3.7 How Do We Think? Pictures and Words
Think about these two very different sentences:
1. The bulbous blue hippopotamus, reeking from the odour of stale fishy brine, waddled into the room and plopped onto the floor with a self‑satisfied grin spreading over its face.
2. Our nation was conceived in a spirit of unity for all time, freedom from persecution, equality for the populace, and justice unequivocable.
After reading the first sentence, could you just "see" the hippo walking through the room? Were you almost disgusted at the fish odour? Could you "feel" the vibrations when the hippo plopped to the floor? Flow about the second sentence, could you "see" unity? Freedom? Justice? How do we represent information in our minds? Do we think in pictures as the sentence about the blue hippo illustrates, the answer seems to be yes. But most of us probably didn't call to mind any mental pictures when we read about the abstract concepts of justice and equality, yet we still understood what was being said.
There is some controversy over how information is represented in our minds. Some experts believe we encode information about real objects and events into mental representations of those objects and events. When we think, we mentally manipulate these mental images. Others believe that we encode information in terms of verbal descriptions called propositions and that mental images are sometimes added to the propositions after they are retrieved from memory.

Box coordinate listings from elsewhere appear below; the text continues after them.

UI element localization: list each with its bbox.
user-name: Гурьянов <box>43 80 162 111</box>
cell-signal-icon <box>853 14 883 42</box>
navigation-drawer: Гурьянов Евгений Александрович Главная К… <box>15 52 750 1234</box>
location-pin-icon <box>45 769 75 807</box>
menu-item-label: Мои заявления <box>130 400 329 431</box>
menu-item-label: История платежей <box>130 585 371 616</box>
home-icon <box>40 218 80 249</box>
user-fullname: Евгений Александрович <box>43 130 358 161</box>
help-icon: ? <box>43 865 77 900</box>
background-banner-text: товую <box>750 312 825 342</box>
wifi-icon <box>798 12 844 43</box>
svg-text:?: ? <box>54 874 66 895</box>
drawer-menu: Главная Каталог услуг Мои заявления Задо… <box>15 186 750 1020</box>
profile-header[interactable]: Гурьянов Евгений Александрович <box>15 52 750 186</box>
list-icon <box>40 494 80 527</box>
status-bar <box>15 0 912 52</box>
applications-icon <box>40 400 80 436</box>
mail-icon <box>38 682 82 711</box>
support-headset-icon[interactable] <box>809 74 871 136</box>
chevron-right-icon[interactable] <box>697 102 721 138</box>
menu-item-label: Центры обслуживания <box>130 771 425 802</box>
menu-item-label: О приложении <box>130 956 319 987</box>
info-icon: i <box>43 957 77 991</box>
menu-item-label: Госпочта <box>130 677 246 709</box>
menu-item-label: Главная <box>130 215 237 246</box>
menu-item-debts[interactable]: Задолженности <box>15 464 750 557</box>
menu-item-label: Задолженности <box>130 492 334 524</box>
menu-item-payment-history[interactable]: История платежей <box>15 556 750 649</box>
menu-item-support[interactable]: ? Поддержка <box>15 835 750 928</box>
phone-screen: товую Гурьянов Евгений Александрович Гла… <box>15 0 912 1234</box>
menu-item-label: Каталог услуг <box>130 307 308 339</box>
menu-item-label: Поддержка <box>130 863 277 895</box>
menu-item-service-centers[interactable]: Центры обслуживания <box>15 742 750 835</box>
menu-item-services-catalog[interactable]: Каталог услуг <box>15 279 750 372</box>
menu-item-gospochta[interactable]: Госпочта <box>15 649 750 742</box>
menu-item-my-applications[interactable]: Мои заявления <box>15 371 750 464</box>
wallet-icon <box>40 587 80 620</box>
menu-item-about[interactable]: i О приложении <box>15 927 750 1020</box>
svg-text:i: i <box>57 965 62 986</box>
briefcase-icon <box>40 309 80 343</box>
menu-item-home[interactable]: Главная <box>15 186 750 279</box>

A proposition is defined as the smallest unit of knowledge that can be validated as true or false. Even though propositions are really abstract cognitive events, most propositional theories depict them as short sentences, such as "Clinton is president." John Anderson has proposed a theory called adaptive control of thought (ACT) based on propositions. Anderson envisions propositions at the nodes of a net with all strands of the net leading to propositions. In this way, all thought processes are made up of propositions or combinations of propositions. Allan Paivio has combined mental images and verbal images (propositions) into a theory of cognitive processing known as the dual-coding hypothesis.